His feet took him to London in the late 1880s; his timing allowed him to adapt when the clog-dancing craze evaporated. In the 1890s, he ruled Drury Lane as pantomine dame of the decade. His limbs were a whirligig of perpetual motion. At the start of his act, he would run to the front of the stage, drum his feet fast, throw up one leg for a long moment, and then crack it down on the boards. He created a host of chattering characters, and developed a hugely popular double act with nineteen-stone Herbert Campbell, who towered over him.

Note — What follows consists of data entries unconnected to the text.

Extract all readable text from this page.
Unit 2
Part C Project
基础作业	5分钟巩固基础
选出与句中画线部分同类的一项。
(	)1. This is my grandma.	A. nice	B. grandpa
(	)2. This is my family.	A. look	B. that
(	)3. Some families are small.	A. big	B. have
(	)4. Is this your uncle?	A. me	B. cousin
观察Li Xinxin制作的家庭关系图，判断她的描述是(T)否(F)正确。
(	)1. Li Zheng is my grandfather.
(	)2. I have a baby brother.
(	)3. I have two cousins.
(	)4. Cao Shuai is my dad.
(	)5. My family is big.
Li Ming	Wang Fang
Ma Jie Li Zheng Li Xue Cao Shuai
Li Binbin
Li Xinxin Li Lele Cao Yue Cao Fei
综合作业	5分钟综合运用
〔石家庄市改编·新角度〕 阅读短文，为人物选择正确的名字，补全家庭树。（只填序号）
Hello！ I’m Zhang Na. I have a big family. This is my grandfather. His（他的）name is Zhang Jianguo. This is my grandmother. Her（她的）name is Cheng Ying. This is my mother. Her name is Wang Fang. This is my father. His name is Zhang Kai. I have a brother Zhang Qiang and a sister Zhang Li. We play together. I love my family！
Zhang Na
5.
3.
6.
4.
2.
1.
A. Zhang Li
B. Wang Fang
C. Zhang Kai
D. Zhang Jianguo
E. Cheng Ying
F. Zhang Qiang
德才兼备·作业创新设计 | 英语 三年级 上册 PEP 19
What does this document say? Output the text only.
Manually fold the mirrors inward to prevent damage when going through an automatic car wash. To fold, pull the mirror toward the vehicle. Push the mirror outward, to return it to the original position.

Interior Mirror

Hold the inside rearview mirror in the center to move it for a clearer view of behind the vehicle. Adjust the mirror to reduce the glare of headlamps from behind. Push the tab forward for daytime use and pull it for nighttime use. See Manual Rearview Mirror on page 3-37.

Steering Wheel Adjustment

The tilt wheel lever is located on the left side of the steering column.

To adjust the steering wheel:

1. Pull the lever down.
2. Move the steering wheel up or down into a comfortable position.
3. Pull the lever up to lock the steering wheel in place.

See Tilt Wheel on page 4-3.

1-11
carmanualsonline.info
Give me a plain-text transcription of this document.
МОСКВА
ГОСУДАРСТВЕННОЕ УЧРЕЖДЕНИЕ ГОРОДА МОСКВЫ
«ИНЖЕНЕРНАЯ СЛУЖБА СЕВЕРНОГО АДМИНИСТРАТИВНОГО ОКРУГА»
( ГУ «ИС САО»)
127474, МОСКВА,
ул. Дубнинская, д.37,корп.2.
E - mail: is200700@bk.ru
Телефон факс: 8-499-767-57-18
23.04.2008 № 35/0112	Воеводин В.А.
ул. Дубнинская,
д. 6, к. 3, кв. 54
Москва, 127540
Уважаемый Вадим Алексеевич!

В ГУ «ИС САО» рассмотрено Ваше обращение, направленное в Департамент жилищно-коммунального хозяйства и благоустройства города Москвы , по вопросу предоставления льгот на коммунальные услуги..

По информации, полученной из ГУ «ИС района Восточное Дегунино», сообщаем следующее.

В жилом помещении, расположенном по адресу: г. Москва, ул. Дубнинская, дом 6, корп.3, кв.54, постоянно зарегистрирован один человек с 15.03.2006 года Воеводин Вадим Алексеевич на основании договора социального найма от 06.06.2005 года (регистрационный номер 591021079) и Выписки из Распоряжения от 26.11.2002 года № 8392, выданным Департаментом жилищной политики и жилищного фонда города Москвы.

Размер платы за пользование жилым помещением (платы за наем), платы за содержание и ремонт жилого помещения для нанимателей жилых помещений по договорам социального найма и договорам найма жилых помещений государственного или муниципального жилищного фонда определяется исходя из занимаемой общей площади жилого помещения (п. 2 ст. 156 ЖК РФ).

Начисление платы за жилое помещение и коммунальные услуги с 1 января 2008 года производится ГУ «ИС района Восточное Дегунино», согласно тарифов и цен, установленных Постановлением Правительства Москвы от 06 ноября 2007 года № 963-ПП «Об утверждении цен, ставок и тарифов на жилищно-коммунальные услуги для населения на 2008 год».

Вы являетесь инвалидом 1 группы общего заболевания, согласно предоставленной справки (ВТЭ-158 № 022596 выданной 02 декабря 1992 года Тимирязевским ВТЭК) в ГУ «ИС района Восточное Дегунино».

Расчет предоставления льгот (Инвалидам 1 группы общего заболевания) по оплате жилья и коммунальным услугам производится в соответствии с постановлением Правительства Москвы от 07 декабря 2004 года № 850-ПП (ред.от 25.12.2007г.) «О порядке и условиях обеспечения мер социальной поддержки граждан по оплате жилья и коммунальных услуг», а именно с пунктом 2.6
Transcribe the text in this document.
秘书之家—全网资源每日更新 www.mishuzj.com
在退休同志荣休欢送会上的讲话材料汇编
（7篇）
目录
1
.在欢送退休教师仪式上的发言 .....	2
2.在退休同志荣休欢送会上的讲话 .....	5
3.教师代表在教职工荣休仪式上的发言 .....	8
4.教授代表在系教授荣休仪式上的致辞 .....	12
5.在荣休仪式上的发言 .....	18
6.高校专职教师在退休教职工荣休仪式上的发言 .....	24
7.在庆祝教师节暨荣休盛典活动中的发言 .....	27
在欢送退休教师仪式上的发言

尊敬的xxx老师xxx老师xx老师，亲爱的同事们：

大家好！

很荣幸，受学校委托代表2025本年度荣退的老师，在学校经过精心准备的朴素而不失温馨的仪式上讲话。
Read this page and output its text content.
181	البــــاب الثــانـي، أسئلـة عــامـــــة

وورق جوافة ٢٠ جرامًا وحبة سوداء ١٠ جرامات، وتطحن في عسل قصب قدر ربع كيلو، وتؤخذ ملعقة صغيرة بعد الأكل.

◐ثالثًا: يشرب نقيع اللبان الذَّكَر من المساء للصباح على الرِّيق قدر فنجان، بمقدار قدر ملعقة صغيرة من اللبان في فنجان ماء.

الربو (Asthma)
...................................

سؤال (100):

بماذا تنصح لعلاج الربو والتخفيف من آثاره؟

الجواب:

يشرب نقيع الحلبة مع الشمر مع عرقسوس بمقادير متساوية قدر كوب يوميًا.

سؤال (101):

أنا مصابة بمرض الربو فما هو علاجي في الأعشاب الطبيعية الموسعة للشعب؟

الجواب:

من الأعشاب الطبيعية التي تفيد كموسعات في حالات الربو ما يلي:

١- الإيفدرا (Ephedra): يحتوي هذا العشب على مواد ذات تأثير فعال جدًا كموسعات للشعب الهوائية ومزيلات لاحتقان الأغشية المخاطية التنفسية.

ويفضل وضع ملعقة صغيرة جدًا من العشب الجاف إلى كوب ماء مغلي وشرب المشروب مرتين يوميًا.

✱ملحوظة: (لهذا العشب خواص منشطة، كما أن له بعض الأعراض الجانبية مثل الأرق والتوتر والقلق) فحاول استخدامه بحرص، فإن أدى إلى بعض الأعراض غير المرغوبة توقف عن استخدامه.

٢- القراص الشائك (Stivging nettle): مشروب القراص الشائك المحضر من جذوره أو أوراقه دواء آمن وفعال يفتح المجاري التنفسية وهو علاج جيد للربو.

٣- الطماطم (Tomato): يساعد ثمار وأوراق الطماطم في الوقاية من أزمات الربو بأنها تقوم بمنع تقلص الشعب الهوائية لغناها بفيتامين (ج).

Leno's tragedy may have been contracting syphilis in his teens, which killed him when he was just 43 - or so his doctors alleged. If right, it lay latent throughout his happy marriage (which produced six children, one of whom became the third Dan Leno). It is very possible that it was a brain tumour which was responsible, and not syphilis at all. At the turn of the century, its tertiary stage set in. He began to have fantasies of becoming a Shakespearean actor, turning up with 'eyes like a wounded animal' at the home of Constance Collier, a young leading lady in Sir Herbert Tree's company. But even in dementia's grip, in a nursing-home, he managed a startling gag. He indicated a clock, and asked a nurse "Is that clock quite right?" "Yes," she said. His answer was instant: "Then what's it doing here?"